What it means: The Shamrock Green club consists of WHS students who have completed the environmental science class and are interested in implementing environmentally green practices into the community. Some projects include creating reusable grocery backs out of T-shirts, marker recycling and more. Girls on the Run has served 224 girls in Westfield since 2014 by using running as a tool to teach self-love, responsibility and more. Mayor Andy Cook proclaimed the month of October as Girls on the Run Appreciation Month.

A character exhibit of the recently approved Spring Mill Grand Station Planned Unit Development District. (Submitted images)

What happened: Council approves Spring Mill Grand Station PUD District, 4-3.

What it means: This item was a change of zoning request for 4.9 acres on the northwest side of Spring Mill Road and 161st Street. It would allow for office, retail and self-storage space. Since its introduction, more tree buffering has been introduced, as well as a bike path. Council members Bob Horkay, Joe Edwards and Cindy Spoljaric voted against the project.

“While this is a good development for what it is – the office use and the components along Spring Mill are desirable for the Spring Mill Station area, I feel very strongly that self-storage has just never been envisioned on that corner,” Horkay said.

 

What happened: Council approves Grassy Branch at Bridgewater, 7-0.

What it means: Previously known as Oak Hollow at Bridgewater, the residential development encompasses 72.5 acres with 60 lots on the northwest corner of 151st Street and Carey Road.

 

What happened: Council approves a 100 percent voluntary annexation of for Chatham Hills phase 12, 7-0.

What it means: The area includes 12 acres to be annexed into the Chatham Hills development at the southwest corner of Ind. 38 and U.S. 31.

 

What happened: Council approves 2018 salary ordinance, 6-1.

What it means: Burtron presented a minimum/maximum salary ordinance for non-elected city employees. It would be no more than 2 percent. Cook commented on the pressure for retaining talented employees.

“We are beginning to feel a lot of pressure from the private sector to keep employees,” Cook said. “We have to factor for what competing cities in Hamilton County are paying and if you look at it, we’re behind. If we want to continue to provide a high-quality level of service, I don’t think this ordinance here allows us to go where we need to go even and it is something we will have to address very quickly.”

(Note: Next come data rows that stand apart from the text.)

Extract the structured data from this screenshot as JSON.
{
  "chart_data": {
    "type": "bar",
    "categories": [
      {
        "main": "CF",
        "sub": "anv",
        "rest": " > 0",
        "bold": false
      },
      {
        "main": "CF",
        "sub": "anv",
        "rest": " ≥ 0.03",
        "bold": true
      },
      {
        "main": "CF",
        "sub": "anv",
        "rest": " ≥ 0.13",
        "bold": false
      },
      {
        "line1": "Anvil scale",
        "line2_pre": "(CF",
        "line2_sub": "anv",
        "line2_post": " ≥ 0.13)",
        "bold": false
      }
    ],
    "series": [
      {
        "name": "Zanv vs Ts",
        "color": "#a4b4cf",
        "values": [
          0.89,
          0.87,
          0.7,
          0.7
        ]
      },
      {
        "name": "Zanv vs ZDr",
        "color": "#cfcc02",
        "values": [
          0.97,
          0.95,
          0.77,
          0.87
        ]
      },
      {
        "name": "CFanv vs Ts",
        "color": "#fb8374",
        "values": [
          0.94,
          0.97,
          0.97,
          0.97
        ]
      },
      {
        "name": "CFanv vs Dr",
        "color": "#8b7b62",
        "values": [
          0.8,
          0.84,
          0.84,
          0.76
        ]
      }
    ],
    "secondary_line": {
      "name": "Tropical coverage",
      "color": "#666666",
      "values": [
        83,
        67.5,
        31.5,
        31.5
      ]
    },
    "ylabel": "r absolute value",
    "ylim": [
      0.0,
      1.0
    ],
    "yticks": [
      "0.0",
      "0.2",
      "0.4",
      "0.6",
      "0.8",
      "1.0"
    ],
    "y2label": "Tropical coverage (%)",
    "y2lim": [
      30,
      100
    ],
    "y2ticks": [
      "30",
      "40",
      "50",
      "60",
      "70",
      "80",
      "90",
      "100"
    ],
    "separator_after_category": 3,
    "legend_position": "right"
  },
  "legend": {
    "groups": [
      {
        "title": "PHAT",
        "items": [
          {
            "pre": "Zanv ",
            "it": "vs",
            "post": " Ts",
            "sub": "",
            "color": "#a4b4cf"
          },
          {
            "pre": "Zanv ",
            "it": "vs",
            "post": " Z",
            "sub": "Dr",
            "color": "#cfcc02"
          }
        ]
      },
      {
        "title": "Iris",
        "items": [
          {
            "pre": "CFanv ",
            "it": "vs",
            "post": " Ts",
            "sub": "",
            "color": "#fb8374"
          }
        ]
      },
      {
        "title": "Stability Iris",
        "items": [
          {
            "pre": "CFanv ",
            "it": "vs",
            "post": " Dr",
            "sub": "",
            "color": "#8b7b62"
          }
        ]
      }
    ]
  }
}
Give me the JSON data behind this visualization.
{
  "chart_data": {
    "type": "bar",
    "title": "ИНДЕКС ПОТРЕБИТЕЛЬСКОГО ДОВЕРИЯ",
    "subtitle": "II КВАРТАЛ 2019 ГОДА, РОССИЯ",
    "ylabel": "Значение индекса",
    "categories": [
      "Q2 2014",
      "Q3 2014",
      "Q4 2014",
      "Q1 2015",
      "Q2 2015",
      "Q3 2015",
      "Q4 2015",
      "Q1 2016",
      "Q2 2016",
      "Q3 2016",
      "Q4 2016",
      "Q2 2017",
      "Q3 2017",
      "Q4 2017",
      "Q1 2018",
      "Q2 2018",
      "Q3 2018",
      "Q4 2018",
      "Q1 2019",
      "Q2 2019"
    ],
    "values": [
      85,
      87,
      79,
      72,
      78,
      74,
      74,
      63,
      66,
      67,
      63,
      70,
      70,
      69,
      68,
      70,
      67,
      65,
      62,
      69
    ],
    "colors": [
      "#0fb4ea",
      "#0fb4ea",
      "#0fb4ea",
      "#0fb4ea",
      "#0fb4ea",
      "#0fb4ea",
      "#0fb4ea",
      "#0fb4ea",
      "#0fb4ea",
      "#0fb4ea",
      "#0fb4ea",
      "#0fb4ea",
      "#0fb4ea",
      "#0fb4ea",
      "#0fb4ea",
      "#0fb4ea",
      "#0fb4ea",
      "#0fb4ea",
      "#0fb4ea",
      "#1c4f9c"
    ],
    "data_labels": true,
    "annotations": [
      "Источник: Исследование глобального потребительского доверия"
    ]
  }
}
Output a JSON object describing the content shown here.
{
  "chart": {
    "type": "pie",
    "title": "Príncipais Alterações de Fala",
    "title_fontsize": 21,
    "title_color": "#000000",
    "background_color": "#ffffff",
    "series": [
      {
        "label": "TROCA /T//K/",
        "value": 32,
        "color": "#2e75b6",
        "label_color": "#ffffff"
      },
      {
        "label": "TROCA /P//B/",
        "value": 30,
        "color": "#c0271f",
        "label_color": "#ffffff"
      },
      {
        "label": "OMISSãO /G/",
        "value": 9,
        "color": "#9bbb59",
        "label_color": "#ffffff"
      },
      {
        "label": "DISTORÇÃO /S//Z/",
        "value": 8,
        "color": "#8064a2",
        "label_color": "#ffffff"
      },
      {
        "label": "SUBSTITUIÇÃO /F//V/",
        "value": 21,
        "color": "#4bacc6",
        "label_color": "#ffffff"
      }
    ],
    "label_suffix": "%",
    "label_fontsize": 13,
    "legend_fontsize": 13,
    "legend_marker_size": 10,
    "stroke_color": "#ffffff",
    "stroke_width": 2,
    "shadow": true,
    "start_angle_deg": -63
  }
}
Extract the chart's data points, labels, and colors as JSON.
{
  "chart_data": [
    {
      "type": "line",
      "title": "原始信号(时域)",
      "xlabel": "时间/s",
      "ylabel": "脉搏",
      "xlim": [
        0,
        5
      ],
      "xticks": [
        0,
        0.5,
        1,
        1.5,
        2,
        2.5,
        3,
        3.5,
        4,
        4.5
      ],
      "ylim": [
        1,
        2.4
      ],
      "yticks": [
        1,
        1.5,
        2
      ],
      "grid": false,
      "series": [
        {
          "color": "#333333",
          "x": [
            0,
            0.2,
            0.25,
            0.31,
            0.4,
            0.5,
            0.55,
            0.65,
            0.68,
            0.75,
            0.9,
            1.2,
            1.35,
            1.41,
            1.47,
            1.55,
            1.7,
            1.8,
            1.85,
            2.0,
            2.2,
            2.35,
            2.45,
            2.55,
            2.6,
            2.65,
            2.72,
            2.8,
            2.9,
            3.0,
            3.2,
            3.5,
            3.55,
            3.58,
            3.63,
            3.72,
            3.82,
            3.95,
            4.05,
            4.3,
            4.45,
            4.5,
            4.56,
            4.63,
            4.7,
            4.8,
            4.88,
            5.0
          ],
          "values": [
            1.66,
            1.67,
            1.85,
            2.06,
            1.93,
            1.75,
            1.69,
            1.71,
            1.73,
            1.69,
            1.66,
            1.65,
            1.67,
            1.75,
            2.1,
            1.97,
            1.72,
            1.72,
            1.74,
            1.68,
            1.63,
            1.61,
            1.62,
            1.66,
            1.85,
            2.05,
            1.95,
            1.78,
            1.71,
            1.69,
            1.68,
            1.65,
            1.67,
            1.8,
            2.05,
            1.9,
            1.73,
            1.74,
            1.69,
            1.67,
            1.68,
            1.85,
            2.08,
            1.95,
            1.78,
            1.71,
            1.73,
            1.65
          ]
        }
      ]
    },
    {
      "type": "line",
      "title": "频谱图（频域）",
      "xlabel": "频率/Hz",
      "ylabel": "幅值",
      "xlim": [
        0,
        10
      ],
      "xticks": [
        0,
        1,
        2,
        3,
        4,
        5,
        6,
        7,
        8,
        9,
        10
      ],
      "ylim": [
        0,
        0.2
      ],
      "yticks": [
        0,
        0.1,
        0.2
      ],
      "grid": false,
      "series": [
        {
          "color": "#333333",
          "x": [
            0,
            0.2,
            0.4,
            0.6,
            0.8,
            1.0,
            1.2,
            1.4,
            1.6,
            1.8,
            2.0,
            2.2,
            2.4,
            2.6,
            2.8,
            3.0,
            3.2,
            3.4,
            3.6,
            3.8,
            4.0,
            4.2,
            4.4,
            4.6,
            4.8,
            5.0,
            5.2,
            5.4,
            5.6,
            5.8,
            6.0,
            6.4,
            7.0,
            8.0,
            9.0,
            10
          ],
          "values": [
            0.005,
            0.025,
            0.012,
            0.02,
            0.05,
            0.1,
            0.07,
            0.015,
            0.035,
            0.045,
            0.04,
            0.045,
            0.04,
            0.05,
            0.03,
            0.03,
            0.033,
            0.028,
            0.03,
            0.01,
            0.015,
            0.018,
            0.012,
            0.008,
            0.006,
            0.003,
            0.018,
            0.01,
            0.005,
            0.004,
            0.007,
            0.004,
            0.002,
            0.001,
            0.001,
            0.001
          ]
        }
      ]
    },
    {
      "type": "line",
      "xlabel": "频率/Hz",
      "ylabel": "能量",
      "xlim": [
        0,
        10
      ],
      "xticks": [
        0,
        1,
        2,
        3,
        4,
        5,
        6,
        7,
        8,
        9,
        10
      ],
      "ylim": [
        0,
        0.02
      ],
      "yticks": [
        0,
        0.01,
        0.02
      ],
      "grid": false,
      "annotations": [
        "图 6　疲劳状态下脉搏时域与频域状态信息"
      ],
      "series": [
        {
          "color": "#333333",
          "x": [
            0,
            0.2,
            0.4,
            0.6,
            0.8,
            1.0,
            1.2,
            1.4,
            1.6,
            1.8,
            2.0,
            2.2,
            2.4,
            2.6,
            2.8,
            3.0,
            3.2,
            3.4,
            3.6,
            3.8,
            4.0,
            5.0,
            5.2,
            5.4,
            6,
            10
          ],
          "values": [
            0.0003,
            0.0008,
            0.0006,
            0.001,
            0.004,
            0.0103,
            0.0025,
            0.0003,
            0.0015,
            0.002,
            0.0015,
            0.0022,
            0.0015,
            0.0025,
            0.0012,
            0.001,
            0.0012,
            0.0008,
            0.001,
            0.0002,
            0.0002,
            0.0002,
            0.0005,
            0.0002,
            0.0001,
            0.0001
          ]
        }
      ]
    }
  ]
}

Spoljaric voted against the ordinance, saying she felt uncomfortable voting for it unless a salary study was completed.

Greek’s Pizzeria, 205 Park St., is requesting a change of zoning so it can move operations to 231 Park St.

What happened: A change of zoning request was introduced to council for 231 Park St.

What it means: In order to acquire a larger kitchen space and better accommodate large parties, Greek’s Pizzeria, 205 Park St., requests the change of zoning. The request includes renovation to the interior and exterior as well as new landscaping. Since it was an introduction, no vote was taken.